Roberta’s embrace of an afterlife seems too facile and convenient. In part, the problem lies in the angel factor. Collin Quinn Rice makes a very sweet, compassionate angel; and I suppose if one can accept the intervention of Clarence in “It’s a Wonderful Life,” one should also be able to roll with this reassuring wraith. But the playwright’s childish concept of heaven – there’s even a ’50s soda shop and the promise of perpetual sundaes – is just too cute. Somewhere in the course of this play, all thinking seems to have ceased.

One-night lovers (Joel Rodriguez and Abby Dillion) struggle to keep the flame burning. (Jan Ellen Graves)Then there’s the ineffectual contrivance of the young couple: the rather petulant girl Ellie (Abby Dillion), Roberta’s granddaughter, and Ellie’s one-night stand, a paraplegic (Joel Rodriguez) who wants to pursue the relationship but is rebuffed the morning after by his temperamental paramour.

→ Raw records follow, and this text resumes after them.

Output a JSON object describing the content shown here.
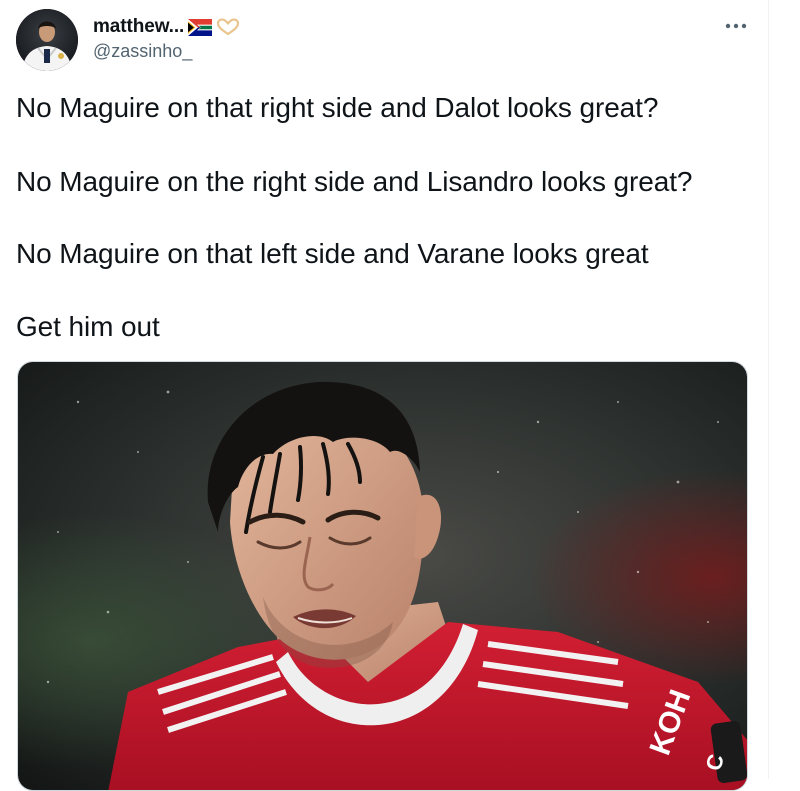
{
  "author": {
    "display_name": "matthew...",
    "handle": "@zassinho_",
    "flag_icon": "south-africa-flag-emoji",
    "extra_icon": "heart-hands-emoji"
  },
  "tweet": {
    "lines": [
      "No Maguire on that right side and Dalot looks great?",
      "No Maguire on the right side and Lisandro looks great?",
      "No Maguire on that left side and Varane looks great",
      "Get him out"
    ]
  },
  "media": {
    "shirt_text": "KOH",
    "badge_text": "C"
  },
  "colors": {
    "text": "#0f1419",
    "secondary": "#536471",
    "shirt_red": "#c8102e",
    "shirt_stripe": "#f2f2f2"
  }
}
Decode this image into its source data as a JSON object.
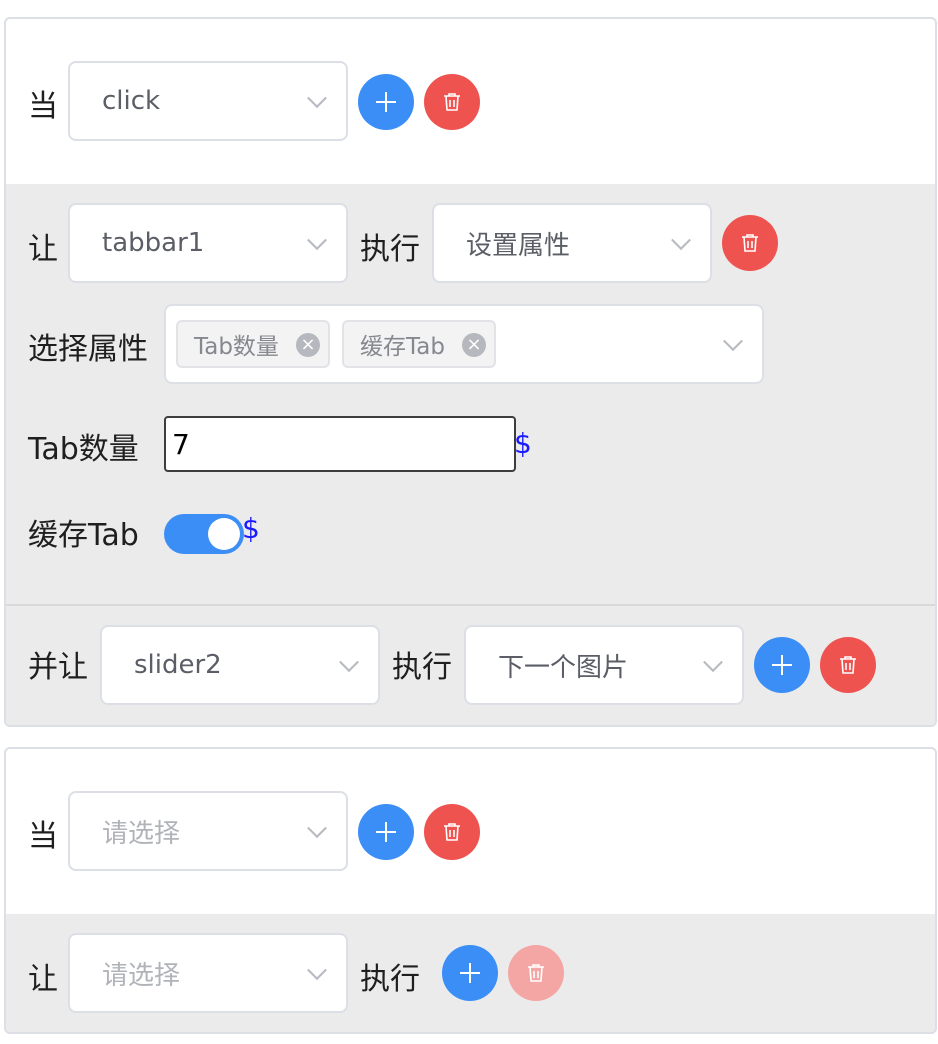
{
  "rules": [
    {
      "when_label": "当",
      "event_select": {
        "value": "click",
        "placeholder": "请选择"
      },
      "let_label": "让",
      "target_select": {
        "value": "tabbar1",
        "placeholder": "请选择"
      },
      "exec_label": "执行",
      "action_select": {
        "value": "设置属性",
        "placeholder": "请选择"
      },
      "choose_attr_label": "选择属性",
      "attr_tags": [
        "Tab数量",
        "缓存Tab"
      ],
      "tab_count": {
        "label": "Tab数量",
        "value": "7",
        "binding_symbol": "$"
      },
      "cache_tab": {
        "label": "缓存Tab",
        "on": true,
        "binding_symbol": "$"
      },
      "also_let_label": "并让",
      "second_target_select": {
        "value": "slider2",
        "placeholder": "请选择"
      },
      "second_exec_label": "执行",
      "second_action_select": {
        "value": "下一个图片",
        "placeholder": "请选择"
      }
    },
    {
      "when_label": "当",
      "event_select": {
        "value": "",
        "placeholder": "请选择"
      },
      "let_label": "让",
      "target_select": {
        "value": "",
        "placeholder": "请选择"
      },
      "exec_label": "执行"
    }
  ],
  "icons": {
    "add": "plus-icon",
    "delete": "trash-icon",
    "dropdown": "chevron-down-icon",
    "remove_tag": "close-circle-icon"
  },
  "colors": {
    "primary": "#3a8ef6",
    "danger": "#ef5350",
    "danger_disabled": "#f4a6a4",
    "binding": "#1a1aff"
  }
}
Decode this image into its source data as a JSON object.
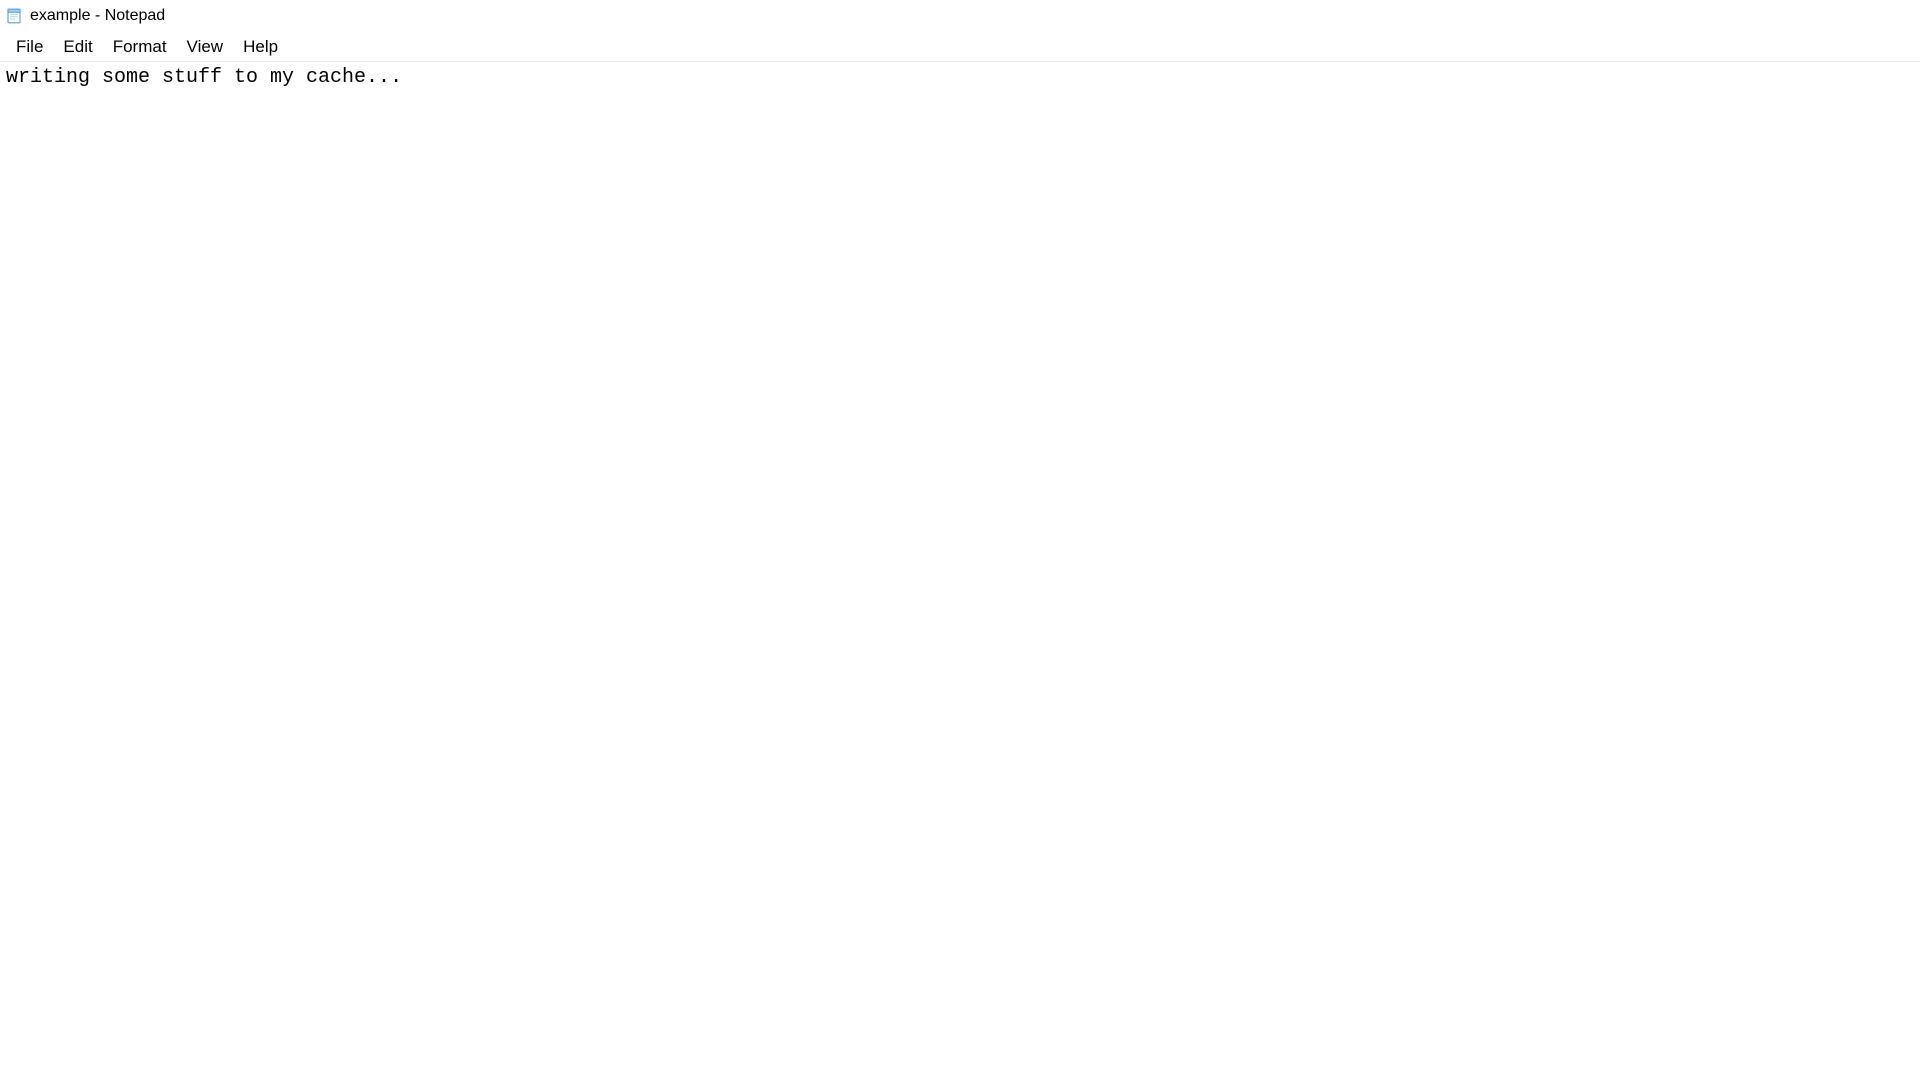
{
  "window": {
    "title": "example - Notepad"
  },
  "menu": {
    "items": [
      {
        "label": "File"
      },
      {
        "label": "Edit"
      },
      {
        "label": "Format"
      },
      {
        "label": "View"
      },
      {
        "label": "Help"
      }
    ]
  },
  "editor": {
    "content": "writing some stuff to my cache..."
  }
}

Between our straw lovers, dialogue bottoms out. Probability takes a beating, as well, when these fleeting acquaintances end up…but I won’t spoil that. I will say that the playwright commits a fairly egregious oversight with regard to Ellie, who describes herself in decisive terms as a bad person – though we see not a shred of evidence for this harsh self-rebuke. She smokes. There is that. And she lies about it. In the end – or perhaps the beginning, in Roberta’s transmigratory case – Ellie also sees the light, and implausibility soars to new heights.

Even Roberta’s husband, that old skeptic, comes around for a proper send-off.

But just think of it: an eternity of whipped cream and maraschino cherries. Deep stuff.